Political will lacking
One programme that substantially contributed to the ruling Biju Janata Dal (BJD) party’s third victory in the May 2009 Orissa state assembly elections was the offer of rice at Rs 2 per kilo for all families covered under BPL survey 1997 (both APL and BPL families in the KBK region, and for BPL category people only in the rest of Orissa). Personal interest taken by the chief minister and other ministers ensured the effective delivery of rice to beneficiaries, making this a popular and extremely successful scheme. A similar spirit has not been displayed in the execution of the MGNREGA, though its implementation had equal potential for effecting electoral victory. Political analysts believe there was fear in the ruling BJD that the Congress Party would cash in on any success the MGNREGS might have in the state, as this was the UPA’s flagship programme. This apparently prevented the ruling party from fully supporting the scheme from the start; the government continues with it only under pressure from the Centre. Lack of political will is therefore one of the main reasons for unsuccessful implementation of the MGNREGS in Orissa.
Not all is unwell…
On rare occasions, due to the intervention of civil society organisations, the MGNREGS has done well. In Tentulimunda village in Belpada block, Balangir district, about 25 migrant families got work under the scheme and remained in their village. Similarly, around 35 families opted to work under the MGNREGS in Badbanki village, Tureikala block, of the same district, instead of migrating. Several children who used to move with their parents also stayed behind and continued their studies. People like Ugrasen Gaud of Badbanki village have made capital investments from income generated through the MGNREGS. After completing 100 days of work, in 2009-10, he received wages to the tune of Rs 15,000. From the money he bought gold ornaments for his daughter’s marriage and some bullocks for the fields. About 17 families in Badbanki have completed 100 days of work.
Room for improvement
Although it is now over five years since the MGNREGS became operational in India, the people of Orissa have lost faith in the scheme because of several lapses at the policy and implementation levels. The state has to devise appropriate action to reinstate the people’s faith and take the scheme forward.
The first step would be to address the issue of delayed payments.
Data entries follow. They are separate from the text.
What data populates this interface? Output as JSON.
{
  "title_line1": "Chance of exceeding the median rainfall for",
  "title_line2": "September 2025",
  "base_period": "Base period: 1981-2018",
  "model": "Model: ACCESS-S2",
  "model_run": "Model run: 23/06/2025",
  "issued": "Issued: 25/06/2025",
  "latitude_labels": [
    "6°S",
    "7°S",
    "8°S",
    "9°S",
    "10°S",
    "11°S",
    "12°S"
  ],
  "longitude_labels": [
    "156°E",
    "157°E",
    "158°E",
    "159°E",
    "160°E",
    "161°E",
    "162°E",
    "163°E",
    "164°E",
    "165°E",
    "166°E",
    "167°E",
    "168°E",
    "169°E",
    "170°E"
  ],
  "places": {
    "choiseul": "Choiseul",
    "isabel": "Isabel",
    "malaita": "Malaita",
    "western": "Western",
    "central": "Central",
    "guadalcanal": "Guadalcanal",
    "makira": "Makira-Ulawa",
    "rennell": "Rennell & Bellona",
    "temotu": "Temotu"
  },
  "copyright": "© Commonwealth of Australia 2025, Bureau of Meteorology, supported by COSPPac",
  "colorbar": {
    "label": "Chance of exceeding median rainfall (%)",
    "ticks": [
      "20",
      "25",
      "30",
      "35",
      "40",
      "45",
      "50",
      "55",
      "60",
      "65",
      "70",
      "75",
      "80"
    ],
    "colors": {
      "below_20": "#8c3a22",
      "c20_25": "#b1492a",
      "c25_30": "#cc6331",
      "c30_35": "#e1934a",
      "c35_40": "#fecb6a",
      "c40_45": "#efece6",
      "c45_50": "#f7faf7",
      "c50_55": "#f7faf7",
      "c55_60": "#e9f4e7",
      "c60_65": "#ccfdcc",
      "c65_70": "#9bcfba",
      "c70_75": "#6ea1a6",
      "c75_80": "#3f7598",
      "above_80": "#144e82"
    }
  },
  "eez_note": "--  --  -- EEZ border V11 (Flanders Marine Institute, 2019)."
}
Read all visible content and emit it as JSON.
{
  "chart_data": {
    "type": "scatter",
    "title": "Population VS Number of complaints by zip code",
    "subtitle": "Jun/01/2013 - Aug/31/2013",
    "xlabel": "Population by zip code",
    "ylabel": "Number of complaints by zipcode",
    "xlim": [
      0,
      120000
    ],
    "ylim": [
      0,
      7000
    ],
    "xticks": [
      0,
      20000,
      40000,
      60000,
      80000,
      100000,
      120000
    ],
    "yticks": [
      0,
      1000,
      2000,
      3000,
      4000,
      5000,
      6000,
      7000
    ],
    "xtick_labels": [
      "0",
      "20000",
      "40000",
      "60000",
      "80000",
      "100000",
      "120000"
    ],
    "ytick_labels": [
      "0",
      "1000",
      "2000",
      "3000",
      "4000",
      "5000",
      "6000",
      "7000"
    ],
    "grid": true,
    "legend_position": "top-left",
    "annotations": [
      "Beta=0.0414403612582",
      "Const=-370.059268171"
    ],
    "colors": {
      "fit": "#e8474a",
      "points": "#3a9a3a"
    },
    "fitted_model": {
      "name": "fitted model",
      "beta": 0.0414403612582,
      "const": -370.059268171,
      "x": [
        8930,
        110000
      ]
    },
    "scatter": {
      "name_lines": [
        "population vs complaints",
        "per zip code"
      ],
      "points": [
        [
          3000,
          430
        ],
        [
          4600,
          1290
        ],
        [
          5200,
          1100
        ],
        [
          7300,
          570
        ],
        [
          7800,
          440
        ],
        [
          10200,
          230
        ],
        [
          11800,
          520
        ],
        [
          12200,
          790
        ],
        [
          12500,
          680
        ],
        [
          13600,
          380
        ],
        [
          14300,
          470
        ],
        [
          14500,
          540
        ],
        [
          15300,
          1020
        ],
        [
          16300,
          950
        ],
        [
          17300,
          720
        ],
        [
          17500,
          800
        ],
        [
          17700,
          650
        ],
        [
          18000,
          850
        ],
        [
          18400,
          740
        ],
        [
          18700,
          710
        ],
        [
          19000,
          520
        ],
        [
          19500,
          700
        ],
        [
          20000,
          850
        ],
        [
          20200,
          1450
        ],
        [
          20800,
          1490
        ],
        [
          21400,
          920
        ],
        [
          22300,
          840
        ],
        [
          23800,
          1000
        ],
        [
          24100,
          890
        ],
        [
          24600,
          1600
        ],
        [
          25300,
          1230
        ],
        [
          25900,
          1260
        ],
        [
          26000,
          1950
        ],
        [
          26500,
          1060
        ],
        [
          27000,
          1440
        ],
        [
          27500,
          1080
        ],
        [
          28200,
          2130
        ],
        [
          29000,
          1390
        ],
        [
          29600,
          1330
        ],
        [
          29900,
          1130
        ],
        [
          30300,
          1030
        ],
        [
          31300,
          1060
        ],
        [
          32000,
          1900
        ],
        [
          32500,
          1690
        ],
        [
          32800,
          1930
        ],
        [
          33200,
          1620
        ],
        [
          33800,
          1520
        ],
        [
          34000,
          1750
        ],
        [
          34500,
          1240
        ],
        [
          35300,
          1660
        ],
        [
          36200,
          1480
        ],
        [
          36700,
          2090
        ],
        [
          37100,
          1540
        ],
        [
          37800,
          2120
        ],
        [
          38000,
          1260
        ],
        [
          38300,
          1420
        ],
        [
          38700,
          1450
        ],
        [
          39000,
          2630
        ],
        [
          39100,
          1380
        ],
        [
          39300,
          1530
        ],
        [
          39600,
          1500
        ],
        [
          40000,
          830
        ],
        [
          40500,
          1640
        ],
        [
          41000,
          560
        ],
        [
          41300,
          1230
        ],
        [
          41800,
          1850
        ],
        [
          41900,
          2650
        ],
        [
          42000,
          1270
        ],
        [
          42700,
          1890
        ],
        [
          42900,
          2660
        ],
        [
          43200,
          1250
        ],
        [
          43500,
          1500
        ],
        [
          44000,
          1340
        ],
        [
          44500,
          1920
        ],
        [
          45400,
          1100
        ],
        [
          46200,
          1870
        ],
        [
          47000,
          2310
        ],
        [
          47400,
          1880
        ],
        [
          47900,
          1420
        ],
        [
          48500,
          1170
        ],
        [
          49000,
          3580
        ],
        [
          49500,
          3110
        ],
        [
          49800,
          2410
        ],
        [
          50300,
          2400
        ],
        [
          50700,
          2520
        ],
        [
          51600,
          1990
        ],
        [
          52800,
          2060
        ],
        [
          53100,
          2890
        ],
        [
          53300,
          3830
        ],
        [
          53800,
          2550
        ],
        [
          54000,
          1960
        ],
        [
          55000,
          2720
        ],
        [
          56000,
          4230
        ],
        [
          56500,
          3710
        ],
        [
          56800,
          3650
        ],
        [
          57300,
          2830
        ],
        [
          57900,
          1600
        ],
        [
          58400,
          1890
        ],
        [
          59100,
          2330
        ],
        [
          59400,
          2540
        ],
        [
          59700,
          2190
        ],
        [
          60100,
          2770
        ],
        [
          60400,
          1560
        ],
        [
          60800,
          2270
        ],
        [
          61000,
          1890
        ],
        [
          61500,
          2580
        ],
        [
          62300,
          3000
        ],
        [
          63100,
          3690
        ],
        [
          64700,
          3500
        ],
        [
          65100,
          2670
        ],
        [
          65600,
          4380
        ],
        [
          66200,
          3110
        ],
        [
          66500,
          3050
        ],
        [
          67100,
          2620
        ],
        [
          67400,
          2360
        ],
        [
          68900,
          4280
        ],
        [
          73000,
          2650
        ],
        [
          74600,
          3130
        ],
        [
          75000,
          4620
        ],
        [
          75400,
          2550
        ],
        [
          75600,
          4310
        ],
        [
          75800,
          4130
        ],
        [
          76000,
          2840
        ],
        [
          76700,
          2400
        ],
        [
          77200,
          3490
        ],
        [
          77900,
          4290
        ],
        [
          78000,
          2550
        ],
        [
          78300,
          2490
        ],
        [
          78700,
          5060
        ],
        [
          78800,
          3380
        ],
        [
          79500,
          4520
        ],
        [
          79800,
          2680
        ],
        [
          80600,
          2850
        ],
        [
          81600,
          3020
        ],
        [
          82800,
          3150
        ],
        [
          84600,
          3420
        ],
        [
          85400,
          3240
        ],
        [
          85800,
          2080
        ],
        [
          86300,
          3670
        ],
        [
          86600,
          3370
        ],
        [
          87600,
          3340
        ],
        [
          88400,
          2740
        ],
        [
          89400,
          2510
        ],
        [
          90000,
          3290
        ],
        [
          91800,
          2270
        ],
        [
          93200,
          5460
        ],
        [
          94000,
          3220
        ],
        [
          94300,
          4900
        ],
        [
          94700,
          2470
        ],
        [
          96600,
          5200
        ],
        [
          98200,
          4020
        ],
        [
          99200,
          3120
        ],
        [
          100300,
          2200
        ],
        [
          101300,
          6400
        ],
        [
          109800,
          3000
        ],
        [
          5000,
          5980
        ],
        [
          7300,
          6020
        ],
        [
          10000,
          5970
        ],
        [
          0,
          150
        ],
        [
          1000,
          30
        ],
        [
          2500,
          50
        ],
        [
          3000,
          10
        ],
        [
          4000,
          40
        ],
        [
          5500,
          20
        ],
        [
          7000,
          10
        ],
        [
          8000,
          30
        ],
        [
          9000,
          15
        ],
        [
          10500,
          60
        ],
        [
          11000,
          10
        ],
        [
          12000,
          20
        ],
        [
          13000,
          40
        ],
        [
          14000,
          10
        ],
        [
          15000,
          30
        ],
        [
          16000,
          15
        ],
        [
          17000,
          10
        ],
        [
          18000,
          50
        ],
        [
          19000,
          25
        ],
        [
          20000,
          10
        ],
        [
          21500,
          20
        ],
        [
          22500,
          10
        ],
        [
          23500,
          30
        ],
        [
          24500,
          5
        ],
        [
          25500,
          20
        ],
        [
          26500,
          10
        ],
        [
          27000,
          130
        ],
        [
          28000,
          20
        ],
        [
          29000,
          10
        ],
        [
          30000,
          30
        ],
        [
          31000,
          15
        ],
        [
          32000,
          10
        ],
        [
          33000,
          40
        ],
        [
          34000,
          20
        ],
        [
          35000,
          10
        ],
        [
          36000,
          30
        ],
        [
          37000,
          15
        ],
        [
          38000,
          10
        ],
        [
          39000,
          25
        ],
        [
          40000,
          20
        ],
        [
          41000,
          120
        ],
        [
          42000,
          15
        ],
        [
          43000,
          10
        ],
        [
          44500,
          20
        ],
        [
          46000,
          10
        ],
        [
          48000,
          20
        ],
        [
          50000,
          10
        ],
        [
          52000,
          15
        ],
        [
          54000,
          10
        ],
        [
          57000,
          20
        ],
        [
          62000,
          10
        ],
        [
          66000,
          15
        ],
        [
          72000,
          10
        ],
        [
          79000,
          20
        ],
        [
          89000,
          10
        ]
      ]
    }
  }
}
Experimentation in involving new technology for payments through smart cards (branchless banking pilot scheme), in Ganjam district, has been promising.
In migration-prone areas, the district administration should take special care to start work before the migration season, and continue during the lean agricultural season; also, to make timely payments. This would prevent a lot of people from leaving the state in search of work.
Orissa should provide an unemployment allowance to job-seekers in the event of delays in giving out work, charge officials responsible for causing the delays and, of course, compensate workers under the Payment of Wages Act 1936 in case of delayed payments. It should not hesitate to invoke Section 25 of the Act and penalise errant implementers. Such measures would discourage people from taking the law for granted.
Ultimately what is needed is the political and administrative will to implement the scheme according to the provisions of law. In the absence of this vital element, the MGNREGS could meet the same fate as other government schemes that do well on paper but falter on the ground.